A part quelques modérés, exceptions ne parvenant guère à se faire entendre, il y a deux visions complètement opposées entretenues savamment par des politiciens conscients de l’impériosité de maintenir ces différences pour continuer leur petit commerce.
 
Il en va de l’idée de la justice de ce qu’il en va du reste des notions et motivations de la société.
 
Il y a le camp de ceux qui proclament le châtiment sévère de tout acte délictueux ou criminel (droite).
 
Il y a le camp de ceux qui proclament que le délinquant ou le criminel est exclusivement le produit fabriqué par la société et qu’il n’est responsable de rien (gauche).
 
Et il y a ceux se regroupant en une caste transversale politiquement, mais se considérant comme élite socialement, qui pensent que ces deux visions précédentes s’appliquent uniquement aux autres et pas à eux-mêmes et qui jugent comme normal le privilège d’échapper à toute délinquance, à tout crime.
 
Il y a donc à mener, deux actions de moralisation de la vie publique en matière judiciaire :
 
Éliminer toute les failles et possibilités de contournements de lois que les puissants exercent actuellement avec les excellents résultats (excellents pour eux mais écœurants pour nous) d’échappatoire et d’impunité.
 
Mener une réflexion sur la part de responsabilité d’un délinquant ou d’un criminel sur l’acte commis.

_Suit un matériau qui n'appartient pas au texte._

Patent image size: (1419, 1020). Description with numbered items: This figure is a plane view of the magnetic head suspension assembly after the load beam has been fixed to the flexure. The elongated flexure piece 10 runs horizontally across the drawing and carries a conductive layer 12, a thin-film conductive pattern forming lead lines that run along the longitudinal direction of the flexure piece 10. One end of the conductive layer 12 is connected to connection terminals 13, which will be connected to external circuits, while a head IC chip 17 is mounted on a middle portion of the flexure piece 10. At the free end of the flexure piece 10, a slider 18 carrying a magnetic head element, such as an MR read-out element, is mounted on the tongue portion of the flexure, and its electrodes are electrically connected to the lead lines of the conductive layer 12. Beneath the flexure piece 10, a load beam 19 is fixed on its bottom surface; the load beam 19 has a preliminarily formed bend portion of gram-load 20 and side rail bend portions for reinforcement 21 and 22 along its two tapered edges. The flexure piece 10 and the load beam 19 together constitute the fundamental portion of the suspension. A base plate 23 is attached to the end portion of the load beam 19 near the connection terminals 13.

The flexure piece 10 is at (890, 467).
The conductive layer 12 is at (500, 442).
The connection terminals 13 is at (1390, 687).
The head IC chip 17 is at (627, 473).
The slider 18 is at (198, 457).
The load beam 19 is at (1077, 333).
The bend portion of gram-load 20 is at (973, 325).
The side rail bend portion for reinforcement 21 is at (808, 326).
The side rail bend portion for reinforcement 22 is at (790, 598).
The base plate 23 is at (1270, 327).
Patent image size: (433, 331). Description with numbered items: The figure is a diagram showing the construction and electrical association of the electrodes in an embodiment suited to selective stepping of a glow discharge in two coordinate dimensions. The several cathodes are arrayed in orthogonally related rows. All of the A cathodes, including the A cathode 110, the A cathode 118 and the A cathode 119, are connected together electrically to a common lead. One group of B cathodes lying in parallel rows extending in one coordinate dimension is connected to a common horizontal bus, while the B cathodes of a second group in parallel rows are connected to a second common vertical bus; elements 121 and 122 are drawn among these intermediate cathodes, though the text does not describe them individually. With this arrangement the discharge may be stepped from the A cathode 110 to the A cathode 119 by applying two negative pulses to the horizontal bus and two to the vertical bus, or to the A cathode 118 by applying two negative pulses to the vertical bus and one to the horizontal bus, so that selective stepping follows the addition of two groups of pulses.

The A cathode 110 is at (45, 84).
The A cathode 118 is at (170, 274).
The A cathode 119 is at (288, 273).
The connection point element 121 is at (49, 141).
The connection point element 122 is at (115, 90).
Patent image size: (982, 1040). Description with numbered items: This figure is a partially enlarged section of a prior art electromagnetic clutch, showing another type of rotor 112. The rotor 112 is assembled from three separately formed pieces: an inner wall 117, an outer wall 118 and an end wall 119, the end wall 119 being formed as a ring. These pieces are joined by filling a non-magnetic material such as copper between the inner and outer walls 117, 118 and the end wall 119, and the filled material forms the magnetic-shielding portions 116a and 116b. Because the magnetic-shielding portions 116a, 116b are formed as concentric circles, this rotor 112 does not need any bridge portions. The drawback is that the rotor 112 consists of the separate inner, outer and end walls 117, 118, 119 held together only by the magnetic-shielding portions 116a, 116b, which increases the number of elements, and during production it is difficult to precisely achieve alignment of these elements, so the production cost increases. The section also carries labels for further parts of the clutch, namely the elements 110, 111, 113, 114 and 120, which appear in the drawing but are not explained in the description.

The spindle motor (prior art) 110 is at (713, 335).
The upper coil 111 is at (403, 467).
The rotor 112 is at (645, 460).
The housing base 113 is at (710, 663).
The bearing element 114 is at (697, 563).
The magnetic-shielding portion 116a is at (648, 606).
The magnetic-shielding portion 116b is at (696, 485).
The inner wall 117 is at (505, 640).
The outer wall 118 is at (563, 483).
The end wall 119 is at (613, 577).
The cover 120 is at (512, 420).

Il est trop facile de déclarer la totale responsabilité de la société sur tous les crimes et délits (gauche), ou bien la totale responsabilité de l’individu à chaque fois (droite). Ce n’est pas tout l’un ou tout l’autre. Parfois les responsabilités ont des circonstances atténuantes, des causes multiples.
 
Mais dans certains cas, peu nombreux, la responsabilité de l’individu peut être totale. De même la responsabilité de la société peut être totale.
 
C’est une sorte d’envie de ‘judiciairement correct’ qui corrompt la possibilité même du jugement juste et équitable par rejet systématique de recours à la sévérité.
 
Le premier problème est qu’actuellement nos instances dirigeantes et judiciaires ont tendance à tout mélanger. L’instinct meurtrier pathologique, lorsqu’il s’est concrétisé, devrait être châtié très sévèrement et les coupables mis définitivement hors de possibilité de recommencer, sauf évolution réelle de l’instinct desdits sujets. Le principe de précaution devrait prévaloir.
 
Le second problème est que pour le même acte exécuté avec les mêmes motivations, avec les mêmes circonstances atténuantes ou aggravantes, il est fait application de peines différentes. Il rêgne dans la magistrature et notamment au sein de son syndicat, une idéologie d'ultra-gauche totalement sociopathe et donc dépourvue d'esprit d'équité...
 
Ils n’osent pas le dire, mais il s’agit de ‘discrimination positive’, parfait instrument d’inégalité et d’injustice qui déclenche un sourd mouvement de colère parmi une population dépossédée de ce sentiment d’égalité et de ses droits de liberté et de fraternité qu’elle croyait inaliénables…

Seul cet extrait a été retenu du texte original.